For US Companies, well, it’s like our G seven plus. Amazon’s AWS department, their unit AWS 91 billion in revenue, higher than 463 SMP, 500 companies, big numbers, big earnings. So that’s the strength underlying the market right now. That’s why we’re moving up. Now, we mentioned earlier they had a higher bar to jump over, I guess, with earnings this season, but a lot have, especially those semiconductor and mega cap stocks.
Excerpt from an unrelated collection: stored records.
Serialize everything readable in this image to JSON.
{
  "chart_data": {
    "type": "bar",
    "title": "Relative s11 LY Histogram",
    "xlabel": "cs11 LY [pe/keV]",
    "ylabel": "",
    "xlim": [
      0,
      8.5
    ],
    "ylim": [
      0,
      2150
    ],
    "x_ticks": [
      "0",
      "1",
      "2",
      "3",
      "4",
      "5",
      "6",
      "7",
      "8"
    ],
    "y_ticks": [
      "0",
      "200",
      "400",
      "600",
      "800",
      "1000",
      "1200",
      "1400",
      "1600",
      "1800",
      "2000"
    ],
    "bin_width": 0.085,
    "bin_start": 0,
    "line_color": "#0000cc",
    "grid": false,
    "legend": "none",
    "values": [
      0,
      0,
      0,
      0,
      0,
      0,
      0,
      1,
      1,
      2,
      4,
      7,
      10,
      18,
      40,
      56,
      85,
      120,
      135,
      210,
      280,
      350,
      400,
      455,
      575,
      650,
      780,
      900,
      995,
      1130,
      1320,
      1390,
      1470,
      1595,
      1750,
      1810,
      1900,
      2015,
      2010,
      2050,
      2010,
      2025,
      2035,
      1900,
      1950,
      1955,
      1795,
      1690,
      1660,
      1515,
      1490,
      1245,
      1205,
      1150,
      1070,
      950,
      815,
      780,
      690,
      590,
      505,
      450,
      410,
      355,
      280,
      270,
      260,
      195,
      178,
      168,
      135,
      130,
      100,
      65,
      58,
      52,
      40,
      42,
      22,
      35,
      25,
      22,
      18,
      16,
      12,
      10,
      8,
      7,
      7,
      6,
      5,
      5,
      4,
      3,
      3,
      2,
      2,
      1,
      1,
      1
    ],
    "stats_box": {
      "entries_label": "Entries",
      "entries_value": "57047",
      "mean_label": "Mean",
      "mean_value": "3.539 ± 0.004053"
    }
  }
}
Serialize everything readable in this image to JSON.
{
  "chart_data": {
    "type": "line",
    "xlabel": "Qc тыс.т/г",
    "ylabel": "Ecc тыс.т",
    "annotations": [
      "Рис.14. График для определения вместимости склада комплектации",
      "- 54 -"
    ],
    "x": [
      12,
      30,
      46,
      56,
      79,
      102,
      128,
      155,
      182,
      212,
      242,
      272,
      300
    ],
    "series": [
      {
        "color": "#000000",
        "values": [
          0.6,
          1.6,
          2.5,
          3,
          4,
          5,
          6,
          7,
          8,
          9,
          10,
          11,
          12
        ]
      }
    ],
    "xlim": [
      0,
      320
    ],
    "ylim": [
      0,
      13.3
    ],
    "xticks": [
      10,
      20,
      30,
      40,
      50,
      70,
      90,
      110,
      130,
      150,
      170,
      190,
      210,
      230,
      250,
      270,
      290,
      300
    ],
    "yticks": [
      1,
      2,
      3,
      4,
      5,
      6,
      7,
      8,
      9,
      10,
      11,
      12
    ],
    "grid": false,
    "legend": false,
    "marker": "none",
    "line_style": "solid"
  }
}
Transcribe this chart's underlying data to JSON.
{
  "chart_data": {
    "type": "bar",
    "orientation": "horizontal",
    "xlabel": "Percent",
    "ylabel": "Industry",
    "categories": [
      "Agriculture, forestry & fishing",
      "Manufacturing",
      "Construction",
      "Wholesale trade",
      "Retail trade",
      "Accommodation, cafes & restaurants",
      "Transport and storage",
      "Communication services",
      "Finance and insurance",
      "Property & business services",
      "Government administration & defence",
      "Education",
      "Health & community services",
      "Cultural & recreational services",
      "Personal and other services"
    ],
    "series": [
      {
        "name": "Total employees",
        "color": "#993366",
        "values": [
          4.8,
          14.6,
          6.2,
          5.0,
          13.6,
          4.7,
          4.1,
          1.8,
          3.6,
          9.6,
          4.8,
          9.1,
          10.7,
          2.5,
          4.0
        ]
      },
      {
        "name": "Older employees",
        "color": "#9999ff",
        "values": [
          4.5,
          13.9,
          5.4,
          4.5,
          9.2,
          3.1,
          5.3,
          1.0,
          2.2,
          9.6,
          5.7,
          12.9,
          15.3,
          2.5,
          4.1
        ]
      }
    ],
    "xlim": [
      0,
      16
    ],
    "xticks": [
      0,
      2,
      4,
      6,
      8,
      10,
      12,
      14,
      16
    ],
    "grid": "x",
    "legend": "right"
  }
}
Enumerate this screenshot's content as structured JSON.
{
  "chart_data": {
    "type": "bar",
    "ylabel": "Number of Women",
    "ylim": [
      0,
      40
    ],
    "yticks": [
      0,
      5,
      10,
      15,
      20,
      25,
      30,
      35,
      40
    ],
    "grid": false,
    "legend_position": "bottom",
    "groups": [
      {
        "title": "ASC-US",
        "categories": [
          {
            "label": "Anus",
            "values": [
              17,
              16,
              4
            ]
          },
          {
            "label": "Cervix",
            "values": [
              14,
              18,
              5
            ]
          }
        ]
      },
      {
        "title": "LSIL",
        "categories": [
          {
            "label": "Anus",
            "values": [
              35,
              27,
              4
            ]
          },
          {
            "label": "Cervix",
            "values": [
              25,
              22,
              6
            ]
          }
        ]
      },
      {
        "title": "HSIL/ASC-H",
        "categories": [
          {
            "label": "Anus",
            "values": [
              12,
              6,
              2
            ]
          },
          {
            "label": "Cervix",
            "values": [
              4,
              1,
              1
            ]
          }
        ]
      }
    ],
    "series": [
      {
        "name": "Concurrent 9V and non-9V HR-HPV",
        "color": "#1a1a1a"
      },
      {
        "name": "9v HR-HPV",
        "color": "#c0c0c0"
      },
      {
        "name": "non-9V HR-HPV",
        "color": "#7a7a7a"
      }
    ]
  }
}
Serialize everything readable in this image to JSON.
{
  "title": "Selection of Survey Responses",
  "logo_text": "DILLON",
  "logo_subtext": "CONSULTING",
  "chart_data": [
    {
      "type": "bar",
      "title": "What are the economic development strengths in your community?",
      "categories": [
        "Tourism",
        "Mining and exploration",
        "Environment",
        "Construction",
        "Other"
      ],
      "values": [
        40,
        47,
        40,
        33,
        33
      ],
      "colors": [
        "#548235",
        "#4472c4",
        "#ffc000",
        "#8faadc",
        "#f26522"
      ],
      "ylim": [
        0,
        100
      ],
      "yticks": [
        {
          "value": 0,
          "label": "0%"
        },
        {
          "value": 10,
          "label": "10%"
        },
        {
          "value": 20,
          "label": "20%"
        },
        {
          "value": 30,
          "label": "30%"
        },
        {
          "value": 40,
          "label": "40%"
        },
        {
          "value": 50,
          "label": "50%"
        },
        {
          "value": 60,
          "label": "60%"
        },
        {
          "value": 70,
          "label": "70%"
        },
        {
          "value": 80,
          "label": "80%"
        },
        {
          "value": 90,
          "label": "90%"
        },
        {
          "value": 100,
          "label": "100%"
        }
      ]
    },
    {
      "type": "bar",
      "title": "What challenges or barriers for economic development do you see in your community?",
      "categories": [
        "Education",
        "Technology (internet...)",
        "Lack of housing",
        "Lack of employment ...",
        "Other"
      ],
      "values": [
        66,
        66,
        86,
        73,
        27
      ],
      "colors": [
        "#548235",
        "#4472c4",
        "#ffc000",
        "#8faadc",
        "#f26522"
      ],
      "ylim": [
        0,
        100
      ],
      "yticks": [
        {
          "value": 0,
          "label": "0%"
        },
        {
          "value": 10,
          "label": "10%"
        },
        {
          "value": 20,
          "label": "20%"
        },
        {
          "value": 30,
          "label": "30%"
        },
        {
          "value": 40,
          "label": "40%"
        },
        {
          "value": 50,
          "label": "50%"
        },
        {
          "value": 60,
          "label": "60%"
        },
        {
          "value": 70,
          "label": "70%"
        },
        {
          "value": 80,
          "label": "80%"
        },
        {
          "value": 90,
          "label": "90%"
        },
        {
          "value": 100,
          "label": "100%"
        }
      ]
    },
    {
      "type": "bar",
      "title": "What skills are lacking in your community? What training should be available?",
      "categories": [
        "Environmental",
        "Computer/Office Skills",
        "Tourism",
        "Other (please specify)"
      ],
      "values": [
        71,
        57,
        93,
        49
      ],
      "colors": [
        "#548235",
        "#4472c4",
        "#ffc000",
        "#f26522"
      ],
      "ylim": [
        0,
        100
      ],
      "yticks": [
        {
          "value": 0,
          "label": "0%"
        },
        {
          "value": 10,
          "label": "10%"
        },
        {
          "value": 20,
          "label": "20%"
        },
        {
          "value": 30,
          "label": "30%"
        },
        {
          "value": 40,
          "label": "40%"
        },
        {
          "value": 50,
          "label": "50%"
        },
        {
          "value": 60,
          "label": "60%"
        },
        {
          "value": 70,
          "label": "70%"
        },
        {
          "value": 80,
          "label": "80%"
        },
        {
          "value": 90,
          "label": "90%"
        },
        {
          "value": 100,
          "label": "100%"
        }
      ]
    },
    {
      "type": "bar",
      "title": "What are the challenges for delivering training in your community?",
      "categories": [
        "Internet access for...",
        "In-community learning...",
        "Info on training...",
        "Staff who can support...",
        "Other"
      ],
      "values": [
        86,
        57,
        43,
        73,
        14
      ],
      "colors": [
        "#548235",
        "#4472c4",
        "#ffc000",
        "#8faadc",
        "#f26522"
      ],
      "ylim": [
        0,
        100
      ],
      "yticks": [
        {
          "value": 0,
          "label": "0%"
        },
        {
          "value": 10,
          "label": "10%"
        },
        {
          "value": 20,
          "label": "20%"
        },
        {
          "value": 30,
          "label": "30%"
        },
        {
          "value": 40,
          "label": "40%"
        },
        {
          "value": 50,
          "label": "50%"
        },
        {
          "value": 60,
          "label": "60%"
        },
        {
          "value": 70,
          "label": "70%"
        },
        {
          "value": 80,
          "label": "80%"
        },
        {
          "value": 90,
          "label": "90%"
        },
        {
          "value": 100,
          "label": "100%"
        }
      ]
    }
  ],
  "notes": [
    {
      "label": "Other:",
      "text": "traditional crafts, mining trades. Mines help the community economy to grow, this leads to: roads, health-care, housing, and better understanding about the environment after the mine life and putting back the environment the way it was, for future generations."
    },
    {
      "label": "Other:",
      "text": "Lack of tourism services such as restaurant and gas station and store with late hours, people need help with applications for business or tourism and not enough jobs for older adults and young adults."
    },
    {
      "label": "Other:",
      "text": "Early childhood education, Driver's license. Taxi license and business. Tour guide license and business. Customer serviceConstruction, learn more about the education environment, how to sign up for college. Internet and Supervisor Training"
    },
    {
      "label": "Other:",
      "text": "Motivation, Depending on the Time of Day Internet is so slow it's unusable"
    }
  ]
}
Reasons to Stay Invested in the US Economy

Noah Brooks:

And you said they’re getting hit for it a little bit, but overall, I mean, this is the reason why these companies have been the leaders for the last few years. In 22, they were the leaders down, but in 23 and 20, 21 and 20, they were the leaders up because of these massive earnings increases. I would like to see it continue. I certainly hope it does. We want to see the markets go higher. And I’ll pause there for a second, thinking about what I was going to say here at the end, I guess I always think about, well, and people ask me, what about the market going down? Should we be betting on the market going down? And there’s always going to be times where the market goes down. It doesn’t matter if it’s the S&P or if it’s international or small caps, there’s going to be times where the market goes down. I just have a real hard time betting against the United States economy.

Chris Needs:

In case any clients out there are listening, there are always reasons to sell, and the news will seize on any opportunity to put an outlandish headline out there that, like you said, last podcast, this is the next 19 30, 19 29 coming up, these ridiculous headlines. They don’t do justice to anybody. It’s just click bait. And a lot of things you’ll see is just people trying to get eyes and clicks and listens. So there’s always reasons to sell, but look at the stock market over any amount of time. It is bomb. Left the top right over time.

Noah Brooks:

Yeah. Well, listen, I’m going to close on this. So the two year number, on the S&P right now is up 12% total return in two years on November 1st, just a few months ago, the two year number on the S&P was negative five. And then we had those 14 out of 15 weeks where the market rallied of 22%, and now we’re sitting up five and a half for the year on the S&P and 12 and a half on the two year number. Things turn around fast and I would not bet against the US economy. There you have it folks. Thanks so much for listening this month, this month, this week. Thanks so much for listening this month and we hope to see you again on the Market Enthusiast.


Disclaimer

The opinions voiced in this podcast are for general information only and are not intended to provide specific advice or recommendations for any individual to determine which strategies or investments may be suitable for you. Consult the appropriate qualified professional prior to making a decision. The economic forecast set forth may not develop as predicted, and there can be no guarantee that the strategies promoted will be successful. All performance referenced as historical and is no guarantee of future results. All indices are unmanaged and may not be invested into directly.